Our prayers are with those on board Flight 370 as well as the families of the crew and the passengers. And while there are far more theories than evidence, we pray that somehow the lost passengers will be reunited with their loved ones soon. Nevertheless, aviation experts are saying that chances are slim. In fact, the effort has already started changing from rescue to recovery.
If this flight crashed in the ocean, the main problems are distance and time. The further an aircraft gets from its flight plan and the more time that equipment has to sink in the ocean, the less likely it is to be recovered. Perhaps this is true of those who go missing from the church as well. The farther they travel from the plan, and the longer they are gone, the less likely it is that we can help rescue them.
When one of God’s children goes missing, Jesus tells us that the good shepherd leaves the 99 in safety and retrieves the one (Luke 15:1-7). Seeking and saving the lost is so important to Jesus that He told His disciples that it was the reason He came to this world (Luke 19:10).

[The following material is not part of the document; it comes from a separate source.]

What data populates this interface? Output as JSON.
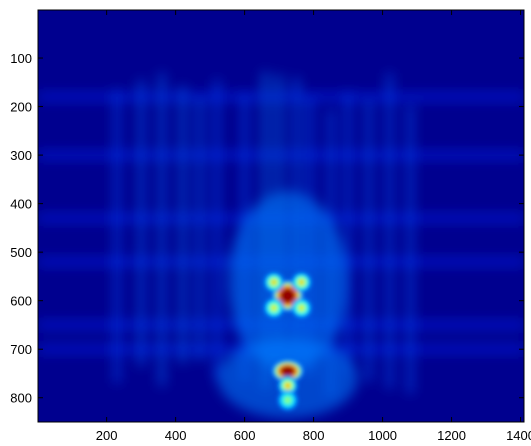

Do we shoot into action when someone goes missing from among us? Do we “widen the search area” to include the lost who are outside our immediate area? How far are we willing to go? How much are we willing to spend?
As of this morning, over 1,000 people, using 42 ships and 39 planes from 12 countries, are searching for any sign or clue of what could have happened to this missing flight. Perhaps we in the church should take a few notes from the way the world treats the lost.